Cutler tossed his jacket into the van and walked past Ethan, who turned to give him room. He felt as though they were two predators circling each other b
efore a fight.
‘The apartment, so I’ve been told,’ Cutler replied, ‘was the current residence of Tyler Willis, a micro-biologist. His work at both Los Alamos and here in Santa Fe brought him into contact with a number of exotic bacteria, any one of which he could have had on his person when this attack occurred.’
Lopez frowned at Cutler.
‘He wasn’t in the apartment when it went up,’ she pointed out.

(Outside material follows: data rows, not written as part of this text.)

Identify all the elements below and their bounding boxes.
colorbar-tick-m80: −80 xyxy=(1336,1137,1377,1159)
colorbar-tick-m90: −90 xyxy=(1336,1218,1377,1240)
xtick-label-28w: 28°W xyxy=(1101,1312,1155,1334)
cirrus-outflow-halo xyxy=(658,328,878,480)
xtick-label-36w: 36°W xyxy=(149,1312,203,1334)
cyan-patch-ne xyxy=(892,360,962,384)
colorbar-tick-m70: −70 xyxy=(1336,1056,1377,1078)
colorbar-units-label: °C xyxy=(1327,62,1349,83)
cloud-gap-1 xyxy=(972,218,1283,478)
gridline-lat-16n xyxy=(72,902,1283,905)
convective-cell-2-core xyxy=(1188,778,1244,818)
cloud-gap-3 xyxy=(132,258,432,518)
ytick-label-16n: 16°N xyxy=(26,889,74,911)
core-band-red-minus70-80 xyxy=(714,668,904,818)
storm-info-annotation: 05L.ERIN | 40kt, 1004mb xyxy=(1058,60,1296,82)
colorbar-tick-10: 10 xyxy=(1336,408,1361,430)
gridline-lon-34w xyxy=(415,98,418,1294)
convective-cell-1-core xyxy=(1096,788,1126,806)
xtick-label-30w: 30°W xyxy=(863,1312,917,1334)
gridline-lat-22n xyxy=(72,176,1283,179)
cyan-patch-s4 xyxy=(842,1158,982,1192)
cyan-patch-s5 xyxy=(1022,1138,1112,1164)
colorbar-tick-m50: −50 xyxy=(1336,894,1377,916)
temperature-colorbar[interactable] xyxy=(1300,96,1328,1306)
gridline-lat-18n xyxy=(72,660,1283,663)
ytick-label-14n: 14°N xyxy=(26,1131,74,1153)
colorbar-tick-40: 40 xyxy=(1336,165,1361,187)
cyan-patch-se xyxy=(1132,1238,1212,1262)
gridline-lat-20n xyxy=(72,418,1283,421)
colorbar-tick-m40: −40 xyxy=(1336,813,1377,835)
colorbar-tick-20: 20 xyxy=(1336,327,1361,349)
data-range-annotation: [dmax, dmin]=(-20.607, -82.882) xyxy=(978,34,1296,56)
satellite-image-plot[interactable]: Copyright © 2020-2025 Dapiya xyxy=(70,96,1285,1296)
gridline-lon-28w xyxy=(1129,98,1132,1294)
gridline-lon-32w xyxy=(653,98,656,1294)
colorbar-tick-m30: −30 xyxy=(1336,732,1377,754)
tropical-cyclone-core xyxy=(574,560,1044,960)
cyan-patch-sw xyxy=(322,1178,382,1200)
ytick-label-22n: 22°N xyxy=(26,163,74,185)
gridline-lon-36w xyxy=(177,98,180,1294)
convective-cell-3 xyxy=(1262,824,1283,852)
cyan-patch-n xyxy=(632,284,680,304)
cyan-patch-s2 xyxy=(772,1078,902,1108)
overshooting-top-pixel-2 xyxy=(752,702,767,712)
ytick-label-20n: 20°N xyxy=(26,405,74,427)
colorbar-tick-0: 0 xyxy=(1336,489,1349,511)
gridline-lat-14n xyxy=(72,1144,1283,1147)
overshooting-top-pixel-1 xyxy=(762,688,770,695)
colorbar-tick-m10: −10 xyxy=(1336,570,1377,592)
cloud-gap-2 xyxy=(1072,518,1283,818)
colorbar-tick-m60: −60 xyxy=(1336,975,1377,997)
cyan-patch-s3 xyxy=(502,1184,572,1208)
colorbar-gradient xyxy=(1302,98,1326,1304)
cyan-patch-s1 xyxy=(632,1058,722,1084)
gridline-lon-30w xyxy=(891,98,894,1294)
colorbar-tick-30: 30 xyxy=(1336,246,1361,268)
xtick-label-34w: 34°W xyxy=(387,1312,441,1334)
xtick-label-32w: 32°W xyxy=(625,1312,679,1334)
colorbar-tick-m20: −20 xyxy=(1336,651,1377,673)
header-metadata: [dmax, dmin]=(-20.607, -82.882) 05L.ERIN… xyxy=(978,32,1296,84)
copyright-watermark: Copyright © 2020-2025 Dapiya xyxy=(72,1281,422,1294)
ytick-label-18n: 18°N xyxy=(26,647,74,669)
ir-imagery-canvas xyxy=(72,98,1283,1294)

‘But whatever he had on his person may have remained inside,’ Cutler replied.
‘The apartment’s been incinerated,’ Ethan said. ‘There’s not enough left in there to be an infectious hazard. Nothing could survive that.’
Cutler turned to face him.
‘Chemolithotrophic bacteria can live fifteen hundred meters underground in solid basalt rock, survive and reproduce on the edge of space and at the North Pole or beside deep-sea ocean vents where the temperature is well over a hundred degrees and the pressure four hundred atmospheres. That a chance you want to take in the middle of a residential area? Unless you’ve got probable cause for remaining here on site, I suggest you let us take over before anything else blows up in your face.’
Ethan, standing four-square in front of Cutler, knew that the man was trying to intimidate him. Cutler stood at least two inches taller than Ethan and was maybe thirty pounds heavier.
‘It’s all yours,’ Ethan said. ‘Although if there’s such a worry about hazardous materials shouldn’t you all have arrived here with protective gear on, seeing as we’re standing about thirty yards downwind from the burning apartment you’re so worried about?’
Cutler’s right eyelid twitched convulsively for a moment and then he smiled without warmth.
‘It’s unlikely we’ll find airborne pathogens. Tyler Willis was a research scientist, not Saddam Hussein. Now, if you’ll excuse us?’